TOPEKA – In one of the final acts of the 2013 legislative session, the House of Representatives and the Senate on Sunday sent a long-awaited tax bill to the governor, who is expected to sign it.

The bill, which walks back some of the tax relief from last year’s tax bill, is projected to increase state tax revenue by $777 million over the next five years, compared to current law.

It does that by setting the state sales tax at 6.15 percent – lower than the current 6.3 percent but higher than the 5.7 percent that the rate would have reverted to under a 2010 law that established a three-year emergency sales tax increase to help the state through the recession.

The bill also cuts income tax rates, but simultaneously phases down the value of most tax deductions, which nearly offsets the tax relief gained from the lower rates.

Supporters largely acknowledged that they had gone too far with last year’s tax cuts, leaving the state unable to pay for vital services without revisions this year.

The final version of the tax bill also contains a provision, inserted at the last minute, to allow county commissions to abate taxes on homes and mobile homes destroyed in natural disasters.

That was added in response to a situation that arose last year when tornado victims in south Wichita were charged a full year of property taxes for houses and mobile homes destroyed in April.

The bill is retroactive to the beginning of 2012, so Sedgwick County commissioners can now abate the disaster victims’ taxes if they choose to do so.

The fight over the tax bill had been the hangup that forced an expected 80-day session to run 99 days.

Although the bill passed the House early Sunday, which would have been the 100th day, the session will go in the books as 99 because the Legislature worked straight through and technically didn’t adjourn its Saturday deliberations.

In the end, the tax battle became less a financial issue than a clash of governing philosophies.
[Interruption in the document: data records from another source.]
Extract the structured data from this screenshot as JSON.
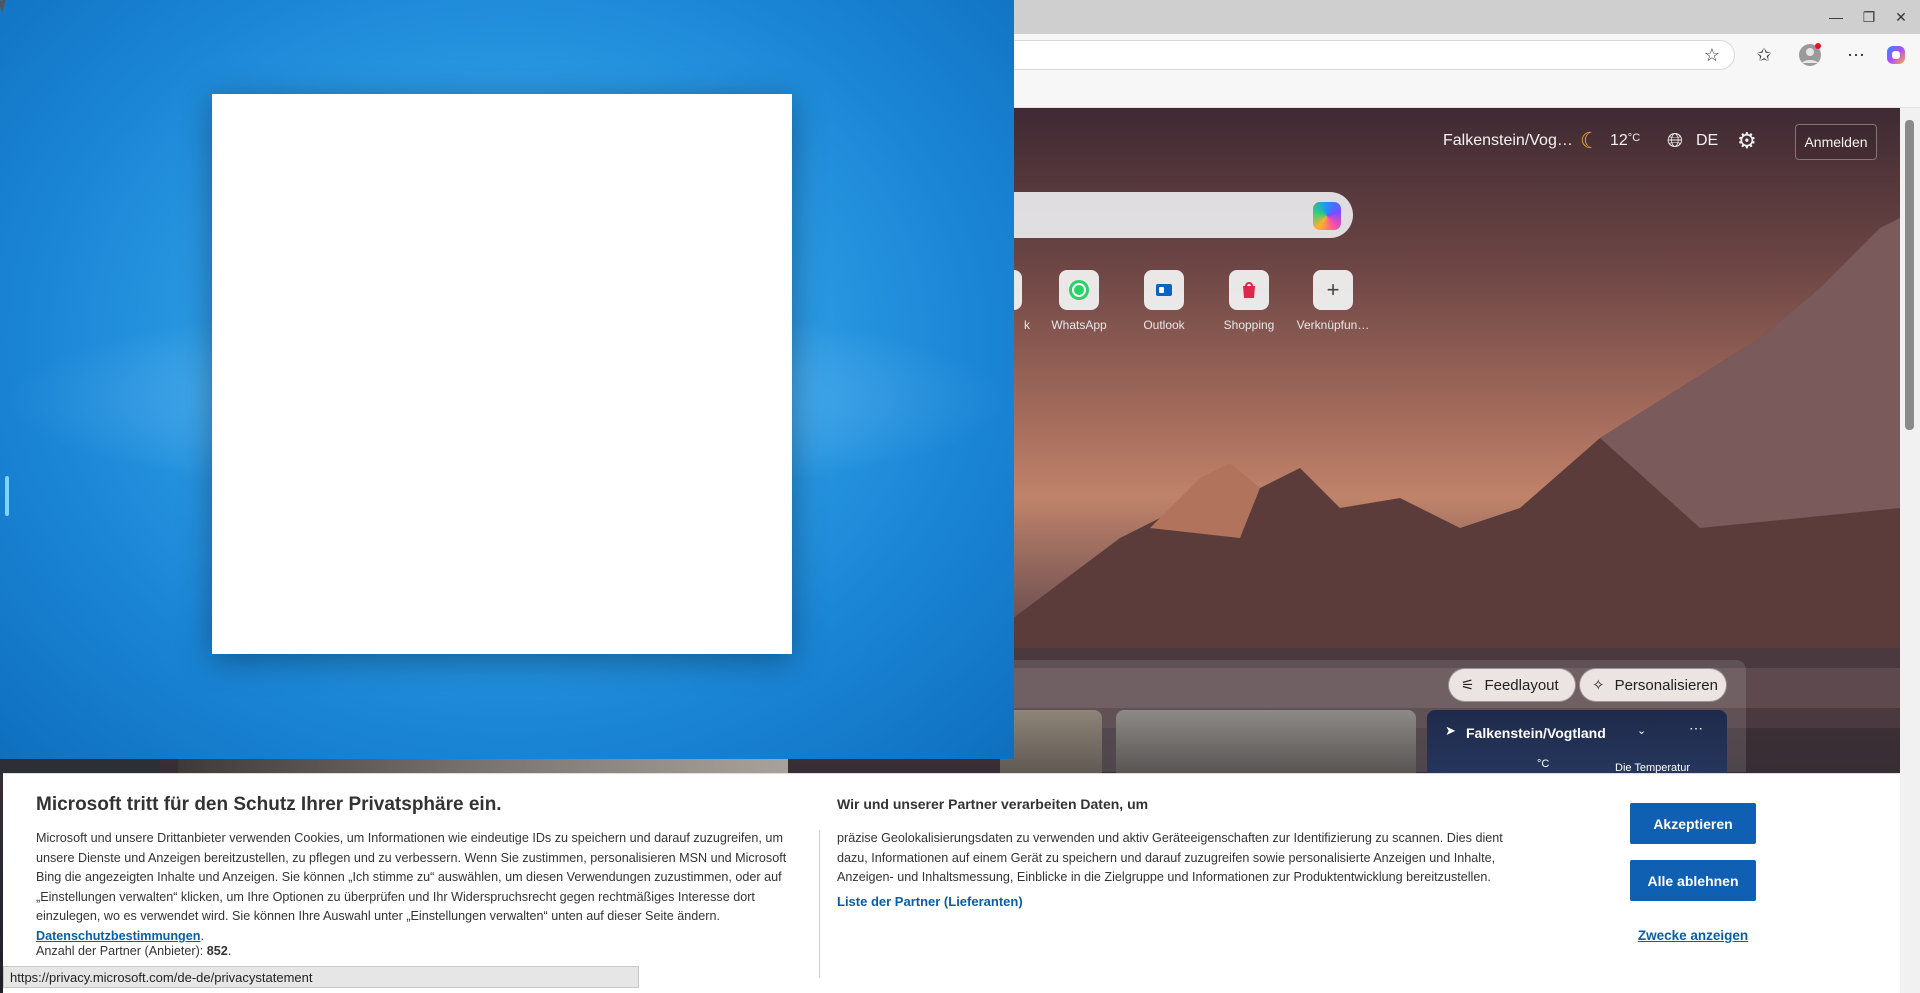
{
  "browser": {
    "window_controls": {
      "minimize": "—",
      "restore": "❐",
      "close": "✕"
    },
    "toolbar_icons": [
      "favorite-star-icon",
      "favorites-icon",
      "profile-icon",
      "more-icon",
      "copilot-icon"
    ]
  },
  "page_header": {
    "location": "Falkenstein/Vog…",
    "temperature": "12",
    "temp_unit": "°C",
    "language": "DE",
    "signin_label": "Anmelden"
  },
  "quick_links": [
    {
      "label": "k",
      "icon": "partial-icon"
    },
    {
      "label": "WhatsApp",
      "icon": "whatsapp-icon"
    },
    {
      "label": "Outlook",
      "icon": "outlook-icon"
    },
    {
      "label": "Shopping",
      "icon": "shopping-icon"
    },
    {
      "label": "Verknüpfun…",
      "icon": "plus-icon"
    }
  ],
  "feed": {
    "layout_label": "Feedlayout",
    "personalize_label": "Personalisieren"
  },
  "weather_card": {
    "location": "Falkenstein/Vogtland",
    "temp_unit": "°C",
    "snippet": "Die Temperatur"
  },
  "consent": {
    "title": "Microsoft tritt für den Schutz Ihrer Privatsphäre ein.",
    "body": "Microsoft und unsere Drittanbieter verwenden Cookies, um Informationen wie eindeutige IDs zu speichern und darauf zuzugreifen, um unsere Dienste und Anzeigen bereitzustellen, zu pflegen und zu verbessern. Wenn Sie zustimmen, personalisieren MSN und Microsoft Bing die angezeigten Inhalte und Anzeigen. Sie können „Ich stimme zu“ auswählen, um diesen Verwendungen zuzustimmen, oder auf „Einstellungen verwalten“ klicken, um Ihre Optionen zu überprüfen und Ihr Widerspruchsrecht gegen rechtmäßiges Interesse dort einzulegen, wo es verwendet wird.  Sie können Ihre Auswahl unter „Einstellungen verwalten“ unten auf dieser Seite ändern. ",
    "privacy_link": "Datenschutzbestimmungen",
    "partner_count_label": "Anzahl der Partner (Anbieter): ",
    "partner_count": "852",
    "purposes_title": "Wir und unserer Partner verarbeiten Daten, um",
    "purposes_body": "präzise Geolokalisierungsdaten zu verwenden und aktiv Geräteeigenschaften zur Identifizierung zu scannen. Dies dient dazu, Informationen auf einem Gerät zu speichern und darauf zuzugreifen sowie personalisierte Anzeigen und Inhalte, Anzeigen- und Inhaltsmessung, Einblicke in die Zielgruppe und Informationen zur Produktentwicklung bereitzustellen.",
    "vendors_link": "Liste der Partner (Lieferanten)",
    "accept_label": "Akzeptieren",
    "reject_label": "Alle ablehnen",
    "purposes_link": "Zwecke anzeigen"
  },
  "status_url": "https://privacy.microsoft.com/de-de/privacystatement"
}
Democrats railed that the bill represented a shift in the tax burden from wealthier taxpayers and businesses to the bottom 60 percent of state taxpayers.
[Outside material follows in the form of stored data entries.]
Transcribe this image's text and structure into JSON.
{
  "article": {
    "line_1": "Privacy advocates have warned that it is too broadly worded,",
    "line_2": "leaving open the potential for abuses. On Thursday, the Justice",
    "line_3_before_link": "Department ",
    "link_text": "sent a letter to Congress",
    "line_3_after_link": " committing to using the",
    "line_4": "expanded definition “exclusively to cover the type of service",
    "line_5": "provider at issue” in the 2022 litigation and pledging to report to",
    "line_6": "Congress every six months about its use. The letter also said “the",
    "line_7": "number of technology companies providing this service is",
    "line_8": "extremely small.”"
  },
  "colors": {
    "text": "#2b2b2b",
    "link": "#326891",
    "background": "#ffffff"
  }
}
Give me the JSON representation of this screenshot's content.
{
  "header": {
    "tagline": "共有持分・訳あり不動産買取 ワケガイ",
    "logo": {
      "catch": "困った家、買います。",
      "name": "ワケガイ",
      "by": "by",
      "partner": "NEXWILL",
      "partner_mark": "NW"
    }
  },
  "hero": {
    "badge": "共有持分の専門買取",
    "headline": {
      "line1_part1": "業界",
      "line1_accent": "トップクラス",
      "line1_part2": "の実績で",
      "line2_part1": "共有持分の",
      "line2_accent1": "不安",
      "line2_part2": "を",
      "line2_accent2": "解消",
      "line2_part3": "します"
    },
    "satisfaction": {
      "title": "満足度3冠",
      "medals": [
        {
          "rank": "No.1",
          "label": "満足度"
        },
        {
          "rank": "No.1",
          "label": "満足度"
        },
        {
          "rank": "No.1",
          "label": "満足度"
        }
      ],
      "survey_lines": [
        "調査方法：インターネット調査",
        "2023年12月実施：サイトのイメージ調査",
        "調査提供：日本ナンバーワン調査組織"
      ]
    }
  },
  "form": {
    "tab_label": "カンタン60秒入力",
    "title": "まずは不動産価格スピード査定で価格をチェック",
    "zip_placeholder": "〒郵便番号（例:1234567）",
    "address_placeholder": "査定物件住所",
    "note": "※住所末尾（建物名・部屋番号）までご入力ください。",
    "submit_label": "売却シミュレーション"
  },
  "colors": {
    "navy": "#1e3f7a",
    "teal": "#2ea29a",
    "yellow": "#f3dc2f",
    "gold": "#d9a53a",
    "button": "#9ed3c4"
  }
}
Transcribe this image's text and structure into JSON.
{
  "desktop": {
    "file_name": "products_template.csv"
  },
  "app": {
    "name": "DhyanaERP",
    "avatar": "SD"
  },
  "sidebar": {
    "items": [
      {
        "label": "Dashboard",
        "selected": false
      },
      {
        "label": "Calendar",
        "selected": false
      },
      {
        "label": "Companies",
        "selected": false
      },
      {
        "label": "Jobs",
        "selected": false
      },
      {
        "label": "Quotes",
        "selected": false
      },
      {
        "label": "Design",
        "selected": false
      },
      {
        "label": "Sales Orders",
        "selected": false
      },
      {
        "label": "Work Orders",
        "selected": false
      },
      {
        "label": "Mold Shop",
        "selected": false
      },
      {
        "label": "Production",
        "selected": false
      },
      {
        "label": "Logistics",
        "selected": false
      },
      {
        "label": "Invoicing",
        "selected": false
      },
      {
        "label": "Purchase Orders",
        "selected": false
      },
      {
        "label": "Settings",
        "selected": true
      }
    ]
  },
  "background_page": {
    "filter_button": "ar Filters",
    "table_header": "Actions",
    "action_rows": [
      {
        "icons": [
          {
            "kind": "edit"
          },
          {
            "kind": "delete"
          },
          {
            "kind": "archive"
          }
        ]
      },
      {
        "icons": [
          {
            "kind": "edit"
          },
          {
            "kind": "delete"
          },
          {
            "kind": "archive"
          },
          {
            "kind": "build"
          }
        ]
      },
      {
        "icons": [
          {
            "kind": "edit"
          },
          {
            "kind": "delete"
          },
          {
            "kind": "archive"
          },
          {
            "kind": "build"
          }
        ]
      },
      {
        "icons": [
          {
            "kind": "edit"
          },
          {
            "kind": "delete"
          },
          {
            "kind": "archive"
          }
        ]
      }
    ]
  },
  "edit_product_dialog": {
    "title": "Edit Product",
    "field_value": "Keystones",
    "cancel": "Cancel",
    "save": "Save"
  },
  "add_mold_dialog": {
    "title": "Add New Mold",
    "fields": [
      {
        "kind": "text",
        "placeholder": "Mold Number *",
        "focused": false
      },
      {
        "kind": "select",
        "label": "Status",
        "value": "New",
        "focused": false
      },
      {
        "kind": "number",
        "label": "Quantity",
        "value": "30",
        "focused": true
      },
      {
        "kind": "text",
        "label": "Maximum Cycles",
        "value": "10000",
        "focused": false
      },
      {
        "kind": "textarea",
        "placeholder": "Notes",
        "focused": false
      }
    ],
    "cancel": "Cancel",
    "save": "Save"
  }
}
Minority Leader Paul Davis, D-Lawrence, urged his Republican colleagues to listen to their ordinary working-class constituents.
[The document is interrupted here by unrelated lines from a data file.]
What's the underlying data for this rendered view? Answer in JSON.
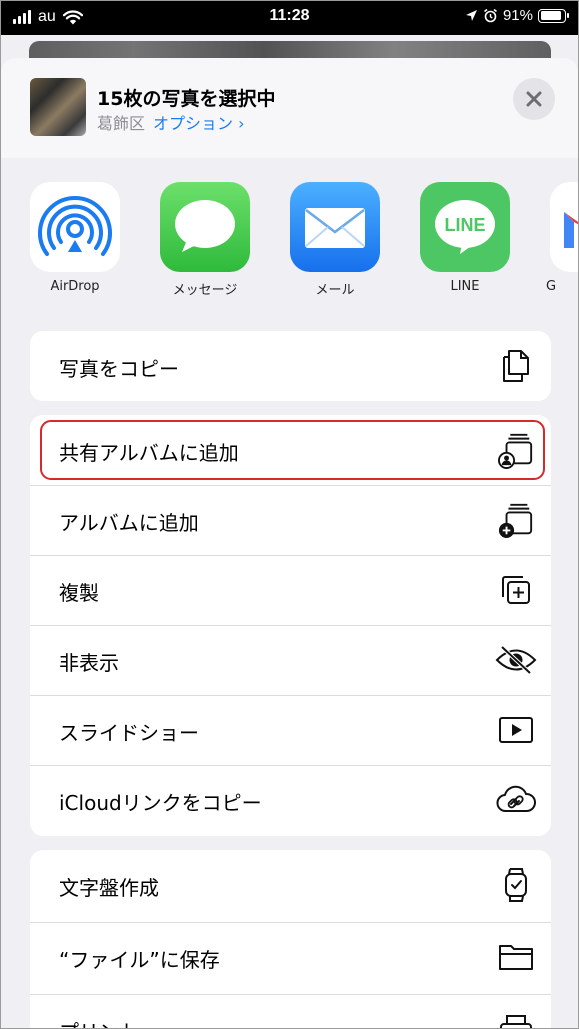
{
  "status_bar": {
    "carrier": "au",
    "time": "11:28",
    "battery": "91%",
    "battery_level": 0.91
  },
  "header": {
    "title": "15枚の写真を選択中",
    "location": "葛飾区",
    "options_label": "オプション",
    "options_chevron": "›"
  },
  "apps": [
    {
      "label": "AirDrop",
      "icon": "airdrop-icon"
    },
    {
      "label": "メッセージ",
      "icon": "messages-icon"
    },
    {
      "label": "メール",
      "icon": "mail-icon"
    },
    {
      "label": "LINE",
      "icon": "line-icon",
      "icon_text": "LINE"
    },
    {
      "label": "G",
      "icon": "gmail-icon"
    }
  ],
  "group1": [
    {
      "label": "写真をコピー",
      "icon": "copy-icon"
    }
  ],
  "group2": [
    {
      "label": "共有アルバムに追加",
      "icon": "shared-album-icon"
    },
    {
      "label": "アルバムに追加",
      "icon": "add-album-icon"
    },
    {
      "label": "複製",
      "icon": "duplicate-icon"
    },
    {
      "label": "非表示",
      "icon": "hide-icon"
    },
    {
      "label": "スライドショー",
      "icon": "slideshow-icon"
    },
    {
      "label": "iCloudリンクをコピー",
      "icon": "icloud-link-icon"
    }
  ],
  "group3": [
    {
      "label": "文字盤作成",
      "icon": "watch-face-icon"
    },
    {
      "label": "“ファイル”に保存",
      "icon": "folder-icon"
    },
    {
      "label": "プリント",
      "icon": "print-icon"
    }
  ],
  "colors": {
    "accent": "#1a7cf0",
    "highlight": "#d42a2a",
    "line_green": "#4cc764",
    "messages_green": "#3fc34d",
    "mail_blue": "#1f8ff7"
  }
}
“How many of them said ‘You know what? I want you to go to Topeka. I am sending you to Topeka because I want you to raise my taxes. I want that $777 million tax increase.’”

Republicans were adamant that the state needed to protect the zero-income tax rate granted to certain types of businesses last year and keep cutting income tax rates – even if it means higher sales taxes – to spur business growth.

The tax plan doesn’t touch the centerpiece of last year’s plan, the complete elimination of income taxes on owners of limited liability companies, farms, sole proprietor businesses and corporations organized under Subchapter S of the federal tax code.

“I think we’ll have a very positive impact with new companies moving to the state of Kansas near Lawrence and KU and Wichita, near K-State, near Pittsburgh and near Hays, with businesses that provide very well-paying jobs that they (workers) can afford to send their children on to higher education,” said Rep. Richard Carlson, R-St. Marys, chairman of the House Taxation Committee and the driving force behind the tax bill. “I think this will grow the state and bring those jobs to the state.”

Among the key provisions of the tax plan:

– The top income tax rate for those earning more than $30,000 a year would be reduced from 4.9 percent to 3.9 percent over five years. Rates for the under-$30,000 bracket will drop from 3 to 2.3 percent.

– As rates drop, the plan also phases down the value of tax deductions. While charity giving would still be fully deductible, the value of other deductions will be gradually be cut down to 50 percent by 2018. Gambling losses would no longer be deductible.

– Standard deductions used by lower-income taxpayers who don’t itemize would be set at $5,500 for single-parent families and $7,500 for married couples filing jointly. That’s a smaller deduction than the $9,000 level that was part of the 2012 tax plan.

– The plan would partially restore a food-sales-tax rebate program for the working poor.

– After 2018, growth of government would be capped at 2 percent a year, with any additional revenue being diverted to buying down the income tax rate.

The Legislative Research Department estimates that the new tax plan would generate deficit spending of $95.8 million to $182 million a year from 2014 to 2018 – deficits that would be covered from state reserves.

Gov. Sam Brownback and other Republicans are confident that increased business, jobs and commerce spurred by income tax cuts will offset those projected revenue losses.